Les milieux populaires ne sont pas aisés à définir. Par leur proximité avec la notion de peuple, ils véhiculent des enjeux idéologiques qui pèsent très fortement sur la manière de les concevoir en termes scientifiques. Il est vrai qu’ils sont au cœur d’une question centrale pour le bon fonctionnement des démocraties représentatives modernes : un gouvernement peut-il être légitime sans bénéficier du soutien des catégories populaires ?
Par routine statistique, les milieux populaires sont aujourd’hui résumés à la somme de deux catégories socio-professionnelles, les employés et les ouvriers. La réalité sociale n’est pas aussi simple. Par-delà les profondes recompositions qu’ils ont connues depuis la première révolution industrielle, les milieux populaires peuvent être identifiés par la conjonction de trois éléments fondamentaux : un statut social modeste, des ressources économiques limitées et un faible capital culturel.

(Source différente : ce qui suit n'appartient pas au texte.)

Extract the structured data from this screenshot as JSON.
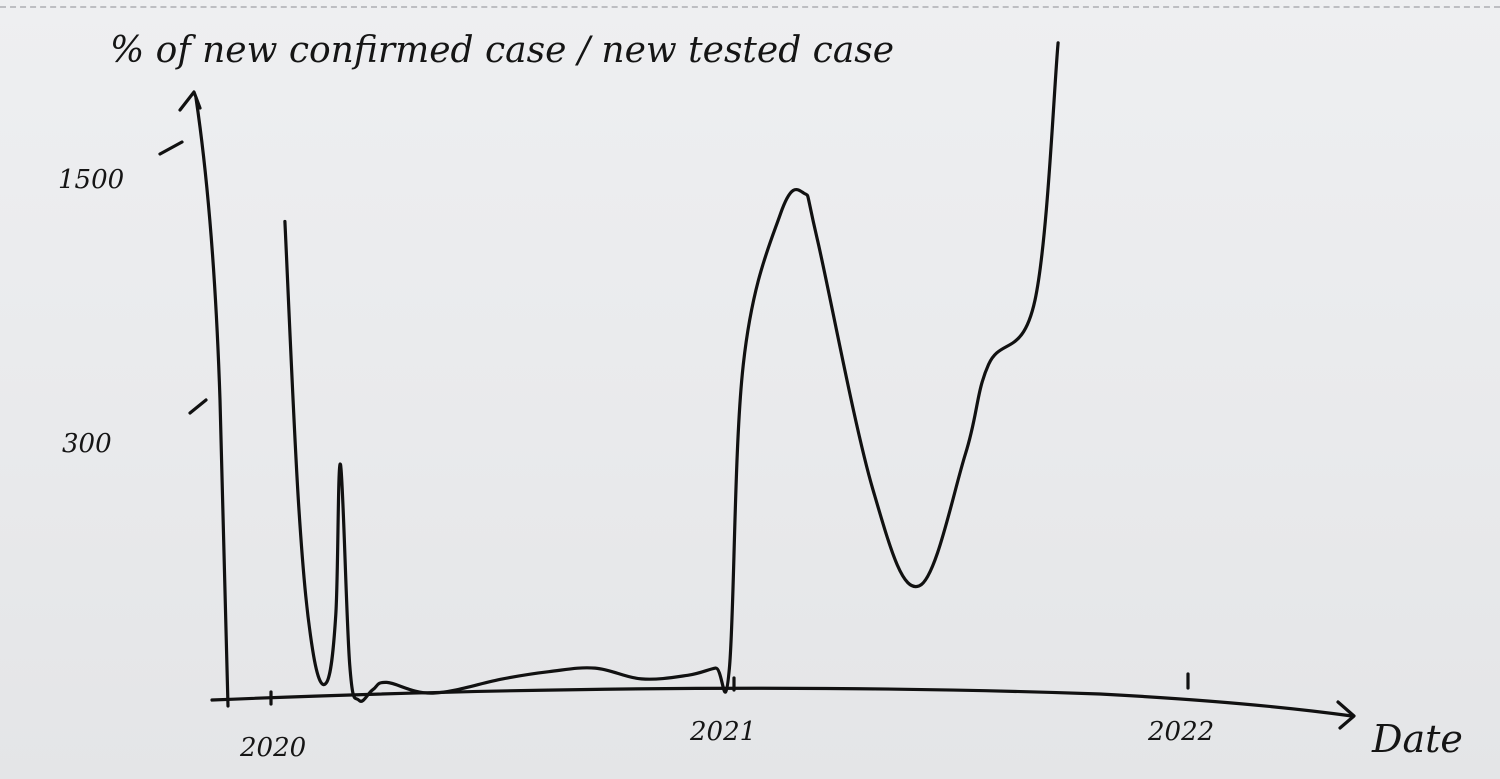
{
  "chart_data": {
    "type": "line",
    "title": "%  of  new  confirmed  case / new  tested  case",
    "xlabel": "Date",
    "ylabel": "",
    "x_ticks": [
      "2020",
      "2021",
      "2022"
    ],
    "y_ticks": [
      "1500",
      "300"
    ],
    "ylim": [
      0,
      1700
    ],
    "xlim": [
      2019.92,
      2022.33
    ],
    "grid": false,
    "series": [
      {
        "x": [
          2020.03,
          2020.06,
          2020.09,
          2020.12,
          2020.14,
          2020.15,
          2020.17,
          2020.19,
          2020.22,
          2020.25,
          2020.35,
          2020.5,
          2020.6,
          2020.7,
          2020.8,
          2020.9,
          2020.96,
          2020.99,
          2021.02,
          2021.1,
          2021.15,
          2021.18,
          2021.3,
          2021.4,
          2021.5,
          2021.55,
          2021.65,
          2021.7
        ],
        "y": [
          1300,
          500,
          100,
          10,
          200,
          620,
          60,
          -40,
          -10,
          10,
          -20,
          20,
          40,
          50,
          20,
          30,
          50,
          50,
          900,
          1320,
          1380,
          1250,
          550,
          280,
          650,
          900,
          1080,
          1800
        ]
      }
    ]
  },
  "ink_color": "#111111"
}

Comme toutes les autres démocraties occidentales, la France a connu au cours des cinq dernières décennies un ensemble de transformations socio-économiques qui ont bouleversé sa structure sociale.
Le premier temps de cette dynamique de changement est celui des Trente Glorieuses. Sur fond de forte croissance économique et d’élévation continue du niveau d’instruction, la France connaît un effondrement spectaculaire de la part des agriculteurs et les prémices de la montée en puissance des classes moyennes salariées, qu’il s’agisse des cadres supérieurs ou des professions intermédiaires (tableau I)…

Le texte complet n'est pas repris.